The location of intestinal stem cells and their proliferation inhibitors were recently identified in a study “The Colonic Crypt Protects Stem Cells from Microbiota-Derived Metabolites,” published in Cell.
The findings could help better understand and better develop therapeutic approaches for intestinal diseases such as inflammatory bowel disease (IBD).
IBD is a group of chronic inflammatory conditions of the colon and small intestine, with Crohn’s disease and ulcerative colitis as its most common disease types. Several therapeutic approaches have been developed for treating IBD. Now, stem cell therapy is currently being explored as a possible treatment for the disease.
Stem cells found in various tissues of the body, including the intestinal tract, are fast dividing cells that replace damaged cells, but little is still known about stem cells — particularly those living in the intestinal gut.
In this study, the researchers found that a metabolite called butyrate strongly influences the proliferation of intestinal stem cells by inhibiting reproduction. They showed that the intestinal stem cells live in protected sacs called crypts of Leiberkuhn, designed to prevent their contact with intestinal metabolites, including butyrate. However, intestinal injury due to IBD exposes the stem cells to butyrate, inhibiting reproduction.
“Scientists have known about these crypts for more than 250 years but never really understood why they existed,” said the study’s senior author Dr. Thaddeus Stappenbeck, a professor of pathology, immunology, and developmental biology, in a press release “Based on our findings, we suspect that crypts evolved to protect stem cells so that the intestine could have a way of constantly regenerating its inner lining.”
On the other hand, the findings may explain why butyrate explored for treatment of IBD in the 1990s did not work efficiently, despite showing anti-inflammatory properties.
“When there’s damage to the lining of the intestine — whether from acute injury or disease — stem cells have to divide to repair that damage,” Stappenbeck said. “Inhibiting stem cell proliferation could be an unfortunate side effect of butyrate treatment.”
To determine if some metabolites present in the intestinal gut could boost the stem cell proliferation, the researchers isolated over 100 abundant metabolites released in a mouse gut, then tested them on cultured intestinal stem cells.

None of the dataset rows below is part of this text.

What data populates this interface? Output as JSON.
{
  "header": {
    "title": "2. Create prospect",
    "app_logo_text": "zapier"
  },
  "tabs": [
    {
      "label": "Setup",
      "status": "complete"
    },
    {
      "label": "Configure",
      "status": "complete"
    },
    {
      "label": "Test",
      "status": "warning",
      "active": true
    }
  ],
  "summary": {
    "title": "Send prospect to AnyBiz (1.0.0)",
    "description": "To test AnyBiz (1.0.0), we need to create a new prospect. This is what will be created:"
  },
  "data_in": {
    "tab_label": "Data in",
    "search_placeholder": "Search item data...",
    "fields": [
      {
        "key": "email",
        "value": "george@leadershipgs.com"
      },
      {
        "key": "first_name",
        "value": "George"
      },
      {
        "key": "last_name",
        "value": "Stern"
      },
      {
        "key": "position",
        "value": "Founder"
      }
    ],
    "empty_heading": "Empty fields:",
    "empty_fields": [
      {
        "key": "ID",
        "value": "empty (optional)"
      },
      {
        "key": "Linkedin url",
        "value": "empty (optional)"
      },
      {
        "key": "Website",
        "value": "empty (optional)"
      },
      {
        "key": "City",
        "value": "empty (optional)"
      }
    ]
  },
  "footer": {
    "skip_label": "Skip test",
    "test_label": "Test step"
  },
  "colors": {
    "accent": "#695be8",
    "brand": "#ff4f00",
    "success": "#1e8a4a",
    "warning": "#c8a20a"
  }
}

They identified no particular metabolite boosting stem cell proliferation. The treatment of mice with doses of butyrate illustrated no further decline in the stem cells’ proliferation rates.
“In the mice, stem cells congregate at the very bottom of crypts, whereas in the lab, the stem cells are directly exposed to butyrate,” said Stacy Ryu, a co-first author on the study. “We began to wonder whether the crypt structure was protecting the stem cells from butyrate.”
To answer the question, the researchers then measured butyrate levels at two intestinal locations: near the butyrate-producing bacteria and at the crypts, and found very low levels at the crypts. Other data suggested that treatment of young zebrafish with butyrate reduced stem cells proliferation due to the absence of gut microbes in that fish.
“We think these butyrate-producing bacteria are one of the driving forces in the evolution of crypts, but we need to do a systematic survey to find out whether there is a correlation between the animals that have intestinal crypts and the animals that carry butyrate-producing bacteria,” Stappenbeck said. “A lot more work needs to be done before we can draw any definitive conclusions.”